Access Management Options per Cloud Subscription Plan

This reference compares HiveMQ Cloud authentication methods, authorization capabilities, and feature limits across Cloud Serverless, Starter, and Enterprise plans.

Authentication Methods

Method Serverless Starter Enterprise

Username and password

Client certificates (X.509 / mTLS)

Not supported

JSON Web Tokens (JWT)

Not supported

Only one method can be active per cluster at a time for a Starter plan cluster. In a Starter plan cluster, switching methods automatically deactivates the previous one and may disconnect currently connected clients. Enterprise plan clusters support all authentication methods.
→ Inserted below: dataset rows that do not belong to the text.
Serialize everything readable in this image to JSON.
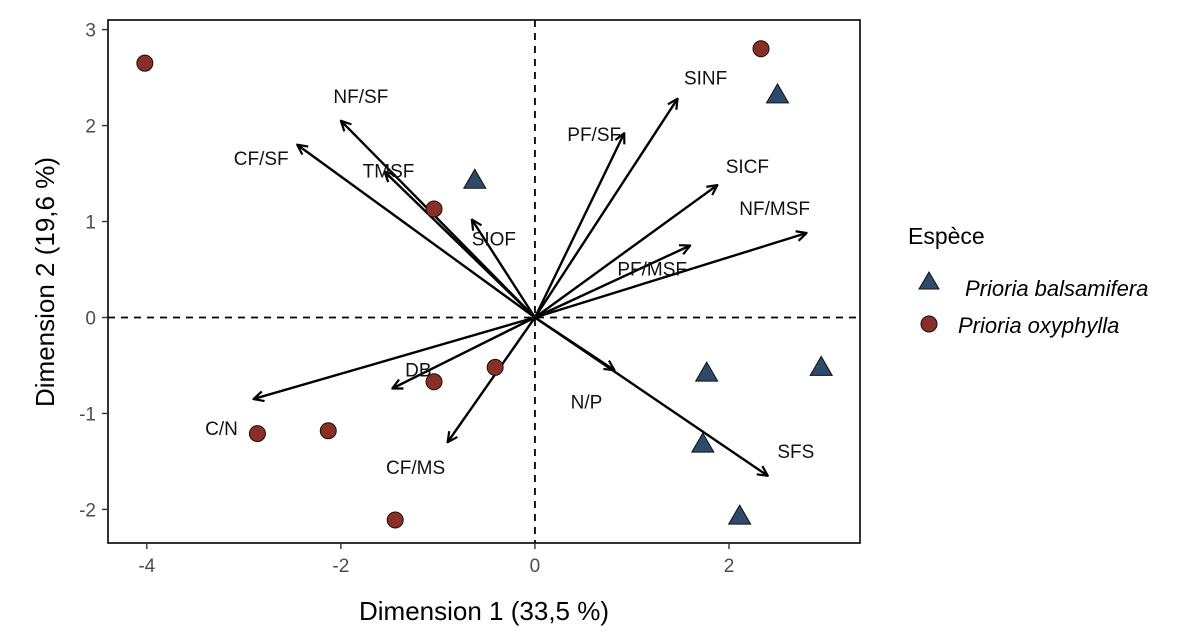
{
  "chart_data": {
    "type": "scatter",
    "subtype": "pca-biplot",
    "xlabel": "Dimension 1 (33,5 %)",
    "ylabel": "Dimension 2 (19,6 %)",
    "xlim": [
      -4.4,
      3.35
    ],
    "ylim": [
      -2.35,
      3.1
    ],
    "xticks": [
      -4,
      -2,
      0,
      2
    ],
    "yticks": [
      -2,
      -1,
      0,
      1,
      2,
      3
    ],
    "colors": {
      "balsamifera": "#2e4a6b",
      "oxyphylla": "#8b2e25",
      "arrow": "#000000"
    },
    "vectors": [
      {
        "name": "NF/SF",
        "x": -2.0,
        "y": 2.05
      },
      {
        "name": "CF/SF",
        "x": -2.45,
        "y": 1.8
      },
      {
        "name": "TMSF",
        "x": -1.55,
        "y": 1.52
      },
      {
        "name": "SIOF",
        "x": -0.65,
        "y": 1.02
      },
      {
        "name": "PF/SF",
        "x": 0.92,
        "y": 1.92
      },
      {
        "name": "SINF",
        "x": 1.47,
        "y": 2.28
      },
      {
        "name": "SICF",
        "x": 1.88,
        "y": 1.38
      },
      {
        "name": "NF/MSF",
        "x": 2.8,
        "y": 0.88
      },
      {
        "name": "PF/MSF",
        "x": 1.6,
        "y": 0.75
      },
      {
        "name": "N/P",
        "x": 0.82,
        "y": -0.55
      },
      {
        "name": "SFS",
        "x": 2.4,
        "y": -1.65
      },
      {
        "name": "C/N",
        "x": -2.9,
        "y": -0.85
      },
      {
        "name": "DB",
        "x": -1.47,
        "y": -0.74
      },
      {
        "name": "CF/MS",
        "x": -0.9,
        "y": -1.3
      }
    ],
    "series": [
      {
        "name": "Prioria balsamifera",
        "marker": "triangle",
        "points": [
          {
            "x": 2.5,
            "y": 2.32
          },
          {
            "x": -0.62,
            "y": 1.43
          },
          {
            "x": 1.77,
            "y": -0.58
          },
          {
            "x": 2.95,
            "y": -0.52
          },
          {
            "x": 1.73,
            "y": -1.32
          },
          {
            "x": 2.11,
            "y": -2.07
          }
        ]
      },
      {
        "name": "Prioria oxyphylla",
        "marker": "circle",
        "points": [
          {
            "x": -4.02,
            "y": 2.65
          },
          {
            "x": 2.33,
            "y": 2.8
          },
          {
            "x": -1.04,
            "y": 1.13
          },
          {
            "x": -1.04,
            "y": -0.67
          },
          {
            "x": -0.41,
            "y": -0.52
          },
          {
            "x": -2.86,
            "y": -1.21
          },
          {
            "x": -2.13,
            "y": -1.18
          },
          {
            "x": -1.44,
            "y": -2.11
          }
        ]
      }
    ],
    "legend": {
      "title": "Espèce",
      "position": "right"
    }
  }
}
JWT: Supported Registered Claims

Applies to Starter and Enterprise only. JWT is not supported on Serverless.

Claim Description

iss

Issuer: Identifies the principal that issued the token.

sub

Subject: Identifies the principal that is the subject of the token.

aud

Audience — identifies the recipients that the token is intended for.

iat

Issued at: The time at which the token was issued.

exp

Expiration time: The time after which the token must not be accepted.

scope

Scope: Specifies the access scope the token grants.

The Starter plan supports only these registered claims. If your use case requires custom or private JWT claims, contact HiveMQ to discuss your Enterprise plan options.
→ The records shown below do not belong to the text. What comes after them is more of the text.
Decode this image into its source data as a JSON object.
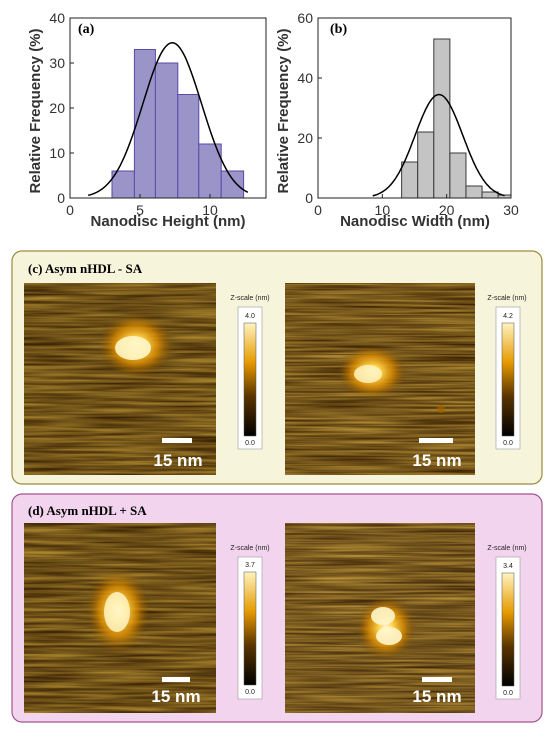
{
  "chart_data": [
    {
      "type": "bar",
      "panel_label": "(a)",
      "xlabel": "Nanodisc Height (nm)",
      "ylabel": "Relative Frequency (%)",
      "xlim": [
        0,
        14
      ],
      "ylim": [
        0,
        40
      ],
      "xticks": [
        "0",
        "5",
        "10"
      ],
      "yticks": [
        "0",
        "10",
        "20",
        "30",
        "40"
      ],
      "bins": [
        {
          "x0": 3.0,
          "x1": 4.6,
          "value": 6
        },
        {
          "x0": 4.6,
          "x1": 6.1,
          "value": 33
        },
        {
          "x0": 6.1,
          "x1": 7.7,
          "value": 30
        },
        {
          "x0": 7.7,
          "x1": 9.2,
          "value": 23
        },
        {
          "x0": 9.2,
          "x1": 10.8,
          "value": 12
        },
        {
          "x0": 10.8,
          "x1": 12.4,
          "value": 6
        }
      ],
      "fit": {
        "type": "gaussian",
        "mean": 7.3,
        "sd": 2.1,
        "peak": 34.5,
        "xrange": [
          1.3,
          12.7
        ]
      },
      "bar_color": "#9a94c8",
      "bar_edge": "#5b4aa6",
      "grid": false
    },
    {
      "type": "bar",
      "panel_label": "(b)",
      "xlabel": "Nanodisc Width (nm)",
      "ylabel": "Relative Frequency (%)",
      "xlim": [
        0,
        30
      ],
      "ylim": [
        0,
        60
      ],
      "xticks": [
        "0",
        "10",
        "20",
        "30"
      ],
      "yticks": [
        "0",
        "20",
        "40",
        "60"
      ],
      "bins": [
        {
          "x0": 13.0,
          "x1": 15.5,
          "value": 12
        },
        {
          "x0": 15.5,
          "x1": 18.0,
          "value": 22
        },
        {
          "x0": 18.0,
          "x1": 20.5,
          "value": 53
        },
        {
          "x0": 20.5,
          "x1": 23.0,
          "value": 15
        },
        {
          "x0": 23.0,
          "x1": 25.5,
          "value": 4
        },
        {
          "x0": 25.5,
          "x1": 28.0,
          "value": 2
        },
        {
          "x0": 28.0,
          "x1": 30.0,
          "value": 1
        }
      ],
      "fit": {
        "type": "gaussian",
        "mean": 18.8,
        "sd": 3.7,
        "peak": 34.5,
        "xrange": [
          8.5,
          29.0
        ]
      },
      "bar_color": "#c4c4c4",
      "bar_edge": "#3a3a3a",
      "grid": false
    }
  ],
  "panels": {
    "c": {
      "title": "(c) Asym nHDL - SA",
      "bg": "#f7f4dc",
      "border": "#9b8a3d",
      "images": [
        {
          "scale_label": "15 nm",
          "zscale_title": "Z-scale (nm)",
          "zmax": "4.0",
          "zmin": "0.0"
        },
        {
          "scale_label": "15 nm",
          "zscale_title": "Z-scale (nm)",
          "zmax": "4.2",
          "zmin": "0.0"
        }
      ]
    },
    "d": {
      "title": "(d) Asym nHDL + SA",
      "bg": "#f3d4ee",
      "border": "#a0558f",
      "images": [
        {
          "scale_label": "15 nm",
          "zscale_title": "Z-scale (nm)",
          "zmax": "3.7",
          "zmin": "0.0"
        },
        {
          "scale_label": "15 nm",
          "zscale_title": "Z-scale (nm)",
          "zmax": "3.4",
          "zmin": "0.0"
        }
      ]
    }
  }
}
Authorization Models per Plan

Capability Serverless Starter Enterprise

Default permissions (Publish Only, Subscribe Only, Publish and Subscribe)
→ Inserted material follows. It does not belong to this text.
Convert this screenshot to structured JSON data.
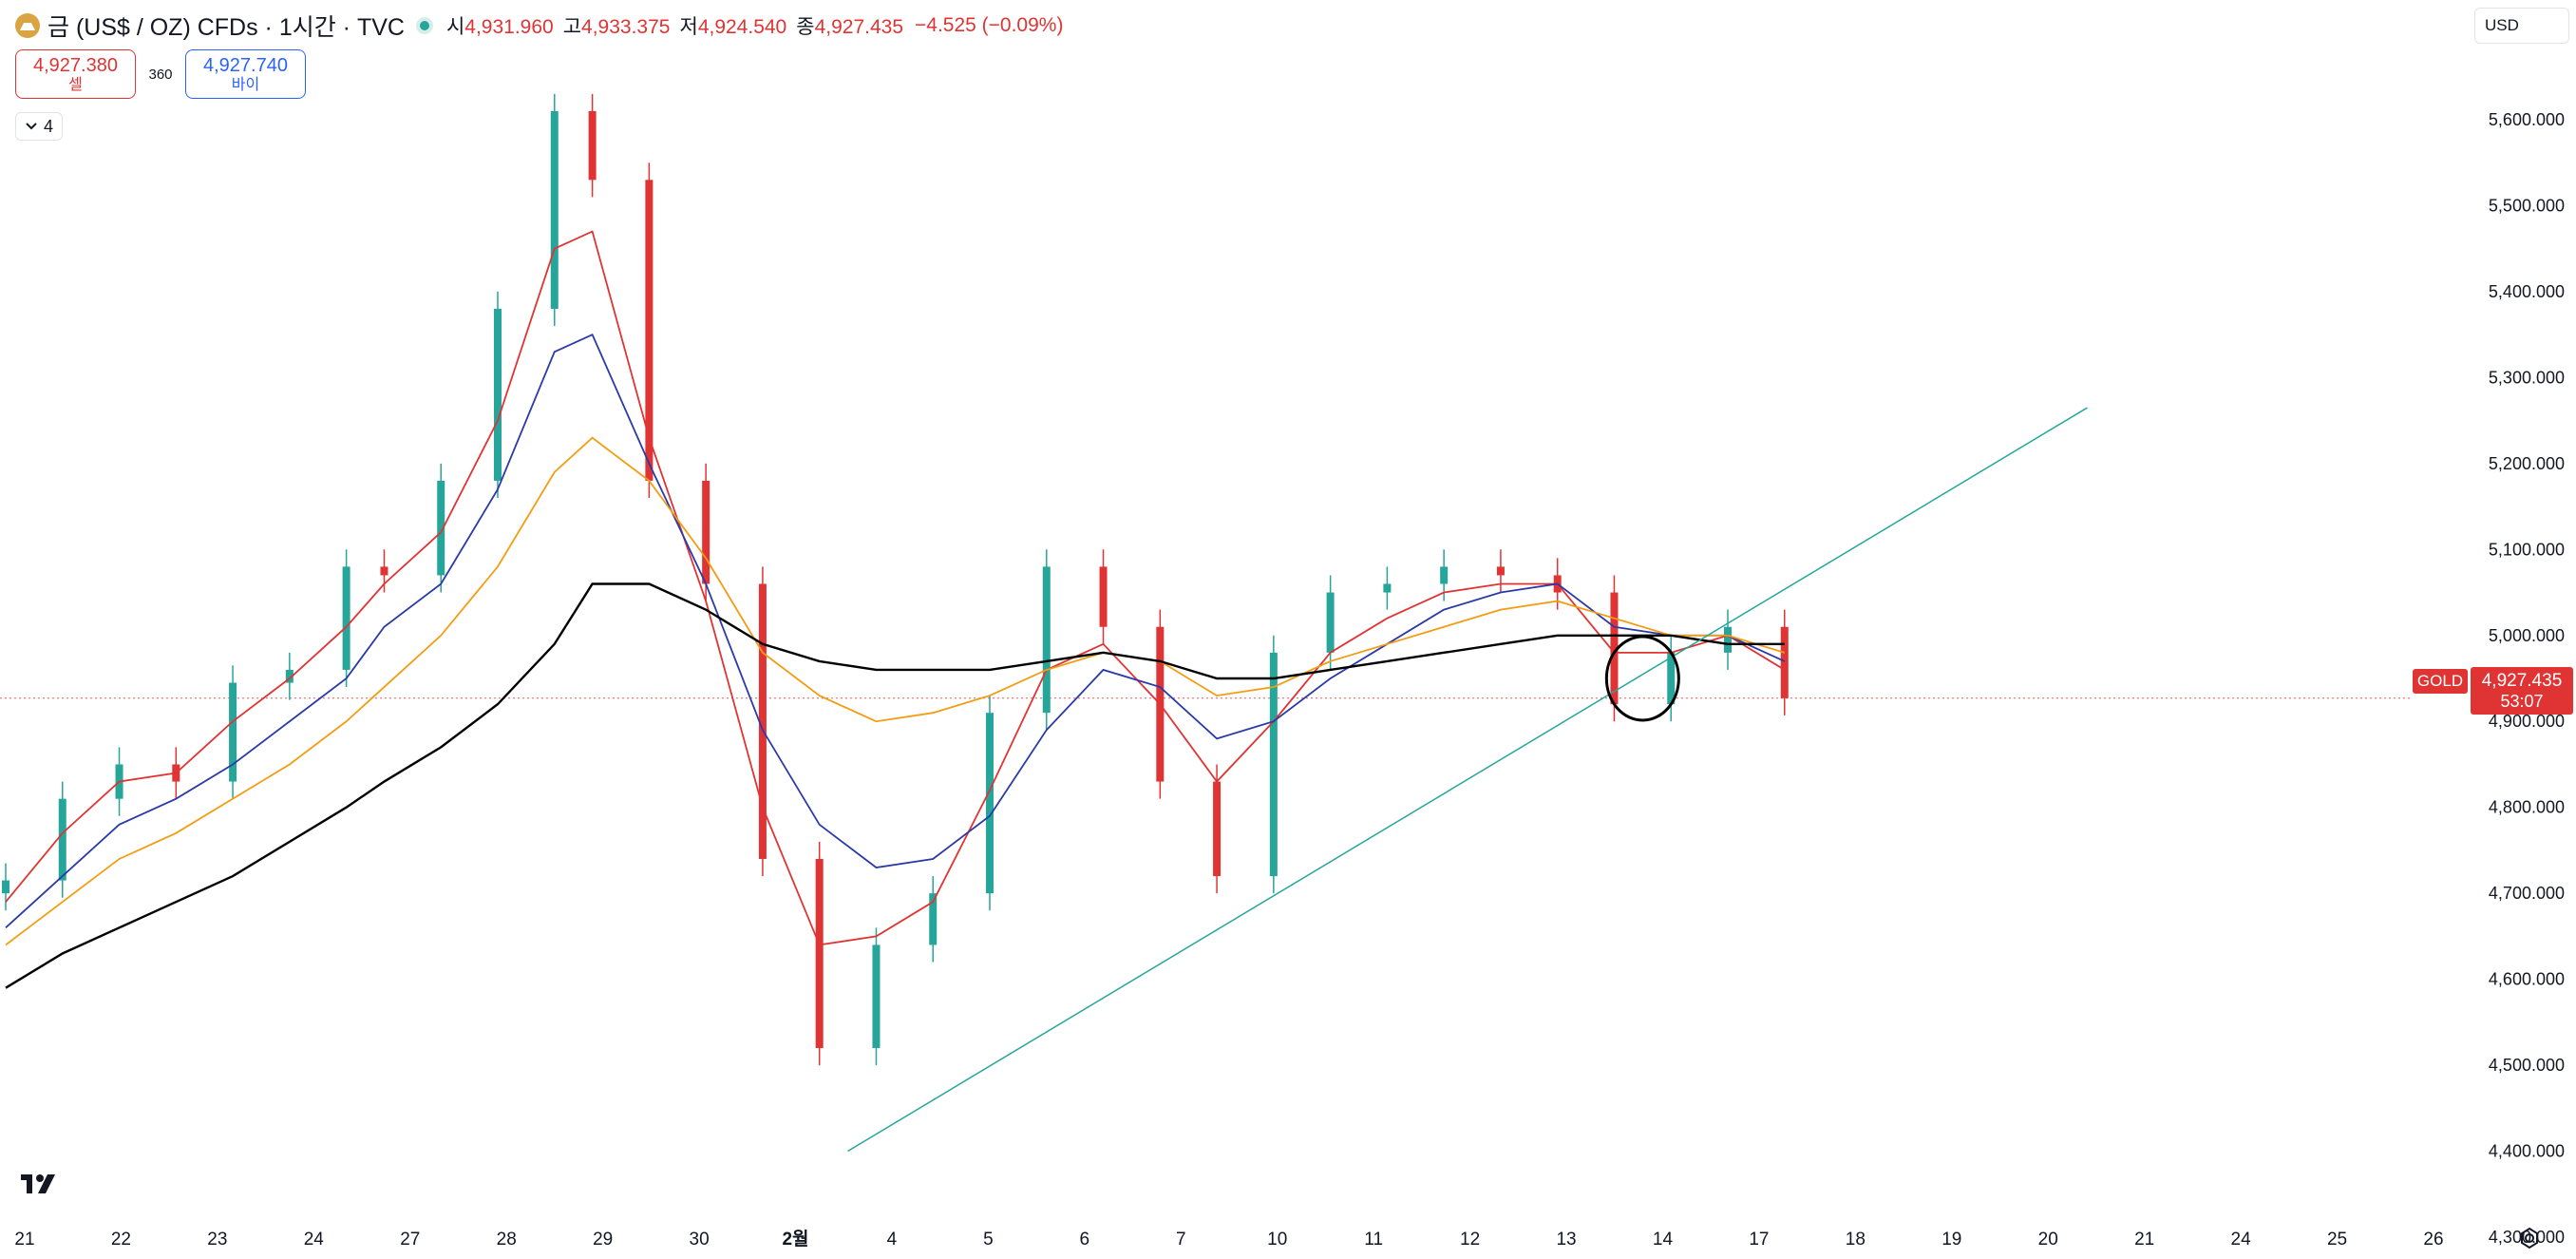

Custom permissions (user-defined topic filters)

Permissions assigned directly to a credential

✓ (one per credential)

Not supported

Not supported

Role-based access control (RBAC) (permissions grouped into roles)

Not supported

Multiple roles per credential

Not supported

Dynamic topic variables in permission topic filters

Not supported

Permission Fields (Starter and Enterprise)

On Serverless, a permission is a single selection (Publish Only, Subscribe Only, or Publish and Subscribe) applied to all topics (#).

On Starter and Enterprise, each custom permission configures the following fields:

Field Required Description

Topic Filter

Yes

Any valid MQTT topic filter. Wildcards + (single level) and # (multi-level) are supported.

Activity

Yes

One or both of: Publish, Subscribe.

QoS levels

Yes

One or more of: QoS 0, QoS 1, QoS 2. The permission applies only to the selected levels.

Retained messages

No

Whether the client may publish retained messages. Applies to publish permissions only.

Shared subscription group

No

Whether the client may join a shared subscription. If enabled, specify a group name or # to match all groups. Applies to subscribe permissions only.

Dynamic Topic Variables (Starter and Enterprise)

Dynamic variables in permission topic filters are resolved per-connection at authorization time. They are not supported on Serverless.

Variable Available with Resolved value

${mqtt-clientid}

Any method

The MQTT client ID from the CONNECT packet.

${mqtt-username}

Username and password

The username from the CONNECT packet.

${string-sub}

JWT

The sub claim from the validated JWT.

${string-aud}

JWT

The aud claim from the validated JWT.

${string-iss}

JWT

The iss claim from the validated JWT.

${string-scope}

JWT

The scope claim from the validated JWT.

${string-subject-common-name}

Client certificate

The Common Name (CN) from the certificate subject field.

${string-issuer-common-name}

Client certificate

The Common Name (CN) from the certificate issuer field.

Caching delays

Changes to credentials, permissions, and roles are cached. New values do not take effect immediately.

Change type Serverless Starter Enterprise

Credential changes (add or remove)

Up to 1 minute

Up to 1 minute

Up to 1 minute

Permission changes

Up to 5 minutes

Up to 5 minutes

Up to 5 minutes

Role changes

Not applicable

Up to 24 hours

Up to 24 hours

To force disconnection of clients using stale credentials or permissions before the cache expires, use the HiveMQ Cloud REST API or Control Center.